During 1933–1934, Breese moved to California and worked for Fokker. In 1937, he also worked for Bennett Aircraft Corp. as consultant, VP and test pilot, instrumental in the design and testing of the Bennett BTC-1 Executive twin-engined transport. Breese joined North American in 1939–1940, as a Consultant Engineer and Test Pilot. In September 1939, Breese test flew the prototype Vultee P-66 Vanguard. On October 26, 1940, he was the first pilot to fly the NA-73X prototype that became the North American P-51 Mustang and completed the maiden flight of the North American B-25 Mitchell. Later, joining Northrop Corporation as a test pilot, he demonstrated the Northrop Navy fighter and Northrop N-3PB floatplane. As Northrop's Chief Test Pilot, Breese flew the Northrop N-1M on its maiden flight on July 3, 1941, and was at the controls of the first XP-61 prototype on May 26, 1942.

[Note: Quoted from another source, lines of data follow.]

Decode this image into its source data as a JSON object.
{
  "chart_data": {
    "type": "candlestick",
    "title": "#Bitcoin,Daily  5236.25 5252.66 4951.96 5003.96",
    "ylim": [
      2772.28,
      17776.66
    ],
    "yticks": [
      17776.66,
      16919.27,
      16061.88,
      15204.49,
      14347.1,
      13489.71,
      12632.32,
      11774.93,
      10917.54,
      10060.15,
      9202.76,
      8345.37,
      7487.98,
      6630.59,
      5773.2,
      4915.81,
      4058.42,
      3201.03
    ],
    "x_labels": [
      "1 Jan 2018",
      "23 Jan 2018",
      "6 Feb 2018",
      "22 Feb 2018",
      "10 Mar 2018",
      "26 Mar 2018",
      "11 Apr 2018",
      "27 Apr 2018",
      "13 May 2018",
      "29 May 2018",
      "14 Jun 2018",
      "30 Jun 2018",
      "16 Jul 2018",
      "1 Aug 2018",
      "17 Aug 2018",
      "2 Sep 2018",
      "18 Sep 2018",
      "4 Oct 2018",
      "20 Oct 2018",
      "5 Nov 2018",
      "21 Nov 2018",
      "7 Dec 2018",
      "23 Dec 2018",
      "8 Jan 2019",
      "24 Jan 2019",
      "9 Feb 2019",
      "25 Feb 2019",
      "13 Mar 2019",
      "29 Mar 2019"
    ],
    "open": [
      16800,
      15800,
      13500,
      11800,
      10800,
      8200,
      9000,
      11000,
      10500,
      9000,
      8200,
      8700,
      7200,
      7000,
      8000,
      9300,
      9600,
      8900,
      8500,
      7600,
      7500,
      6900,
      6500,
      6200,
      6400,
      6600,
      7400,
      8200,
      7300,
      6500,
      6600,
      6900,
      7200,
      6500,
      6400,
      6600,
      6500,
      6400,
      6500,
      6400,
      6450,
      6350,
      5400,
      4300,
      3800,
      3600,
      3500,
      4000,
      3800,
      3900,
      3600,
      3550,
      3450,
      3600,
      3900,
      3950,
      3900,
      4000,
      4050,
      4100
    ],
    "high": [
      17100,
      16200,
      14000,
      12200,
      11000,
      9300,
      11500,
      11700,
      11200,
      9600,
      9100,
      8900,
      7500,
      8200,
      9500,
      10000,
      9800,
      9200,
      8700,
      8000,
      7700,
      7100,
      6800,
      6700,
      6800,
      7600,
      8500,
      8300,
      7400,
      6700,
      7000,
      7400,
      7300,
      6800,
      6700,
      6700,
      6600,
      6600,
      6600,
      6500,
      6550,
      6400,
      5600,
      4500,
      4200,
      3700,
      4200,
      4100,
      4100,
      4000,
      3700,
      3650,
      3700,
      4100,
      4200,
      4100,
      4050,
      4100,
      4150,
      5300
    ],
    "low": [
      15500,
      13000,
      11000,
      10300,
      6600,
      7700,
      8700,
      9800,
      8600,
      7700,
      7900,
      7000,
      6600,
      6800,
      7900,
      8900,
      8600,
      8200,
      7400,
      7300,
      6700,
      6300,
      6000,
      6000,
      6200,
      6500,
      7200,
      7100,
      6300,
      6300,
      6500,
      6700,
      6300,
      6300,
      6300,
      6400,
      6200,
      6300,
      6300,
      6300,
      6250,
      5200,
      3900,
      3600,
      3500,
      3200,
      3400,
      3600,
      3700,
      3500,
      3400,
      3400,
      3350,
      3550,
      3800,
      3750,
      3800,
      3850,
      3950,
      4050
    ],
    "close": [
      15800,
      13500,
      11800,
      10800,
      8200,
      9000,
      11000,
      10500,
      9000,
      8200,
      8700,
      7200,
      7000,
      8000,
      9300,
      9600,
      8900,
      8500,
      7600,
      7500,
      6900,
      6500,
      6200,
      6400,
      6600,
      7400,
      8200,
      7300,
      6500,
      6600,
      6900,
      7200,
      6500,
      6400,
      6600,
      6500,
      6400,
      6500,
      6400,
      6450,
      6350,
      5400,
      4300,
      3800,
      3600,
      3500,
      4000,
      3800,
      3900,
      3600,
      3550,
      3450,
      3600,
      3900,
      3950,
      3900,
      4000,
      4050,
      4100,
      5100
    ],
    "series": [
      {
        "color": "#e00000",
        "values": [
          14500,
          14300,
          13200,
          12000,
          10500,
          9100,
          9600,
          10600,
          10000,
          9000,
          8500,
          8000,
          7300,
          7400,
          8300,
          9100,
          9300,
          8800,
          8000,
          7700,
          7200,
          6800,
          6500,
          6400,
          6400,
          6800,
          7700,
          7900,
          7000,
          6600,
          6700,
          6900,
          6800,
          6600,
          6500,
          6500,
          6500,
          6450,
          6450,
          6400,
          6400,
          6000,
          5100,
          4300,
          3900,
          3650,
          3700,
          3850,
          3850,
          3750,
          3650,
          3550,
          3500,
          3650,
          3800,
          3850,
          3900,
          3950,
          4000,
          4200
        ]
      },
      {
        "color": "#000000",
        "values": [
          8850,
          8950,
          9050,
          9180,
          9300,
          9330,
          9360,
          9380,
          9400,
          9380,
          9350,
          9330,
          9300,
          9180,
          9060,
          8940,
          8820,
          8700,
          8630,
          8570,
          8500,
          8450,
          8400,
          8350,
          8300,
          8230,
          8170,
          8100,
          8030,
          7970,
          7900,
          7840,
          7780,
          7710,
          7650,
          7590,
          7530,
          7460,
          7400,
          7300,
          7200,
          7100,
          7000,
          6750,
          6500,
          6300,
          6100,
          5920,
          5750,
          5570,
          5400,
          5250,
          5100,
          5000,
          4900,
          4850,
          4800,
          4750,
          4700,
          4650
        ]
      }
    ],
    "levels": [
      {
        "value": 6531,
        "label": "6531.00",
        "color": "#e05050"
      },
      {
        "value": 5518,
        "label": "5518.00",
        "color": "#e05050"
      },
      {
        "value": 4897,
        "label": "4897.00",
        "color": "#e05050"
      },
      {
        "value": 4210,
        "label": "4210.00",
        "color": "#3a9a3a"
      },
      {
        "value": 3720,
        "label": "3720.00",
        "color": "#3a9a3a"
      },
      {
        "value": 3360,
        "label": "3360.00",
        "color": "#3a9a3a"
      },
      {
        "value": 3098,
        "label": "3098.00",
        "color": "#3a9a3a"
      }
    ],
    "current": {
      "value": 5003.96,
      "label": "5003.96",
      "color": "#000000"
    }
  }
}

He was also a "contract" test pilot for Bell Aircraft, Douglas Aircraft Company and Lockheed. He was involved in the testing of the Bell P-39 Airacobra, Douglas SBD Dauntless and flew the Lockheed P-38 Lightning prototypes through a series of "flutter" tests. One of the unusual experiments in which Breese was involved, concerned the use of a parachute for an aircraft, successfully demonstrating the device in 1930.

When the experimental Keith Rider R-3 "Firecracker" racer was rebuilt after a crash, Breese flew the R-3 for a time intending to set a few world speed records before the 1935 National Air Races.

Breese died on June 26, 1973, in Los Angeles. He was listed as an Honorary Fellow of the Society of Experimental Test Pilots. His son and namesake, Vance Breese Jr. followed in his father's footsteps as an aircraft designer in the Breese Aircraft company he founded.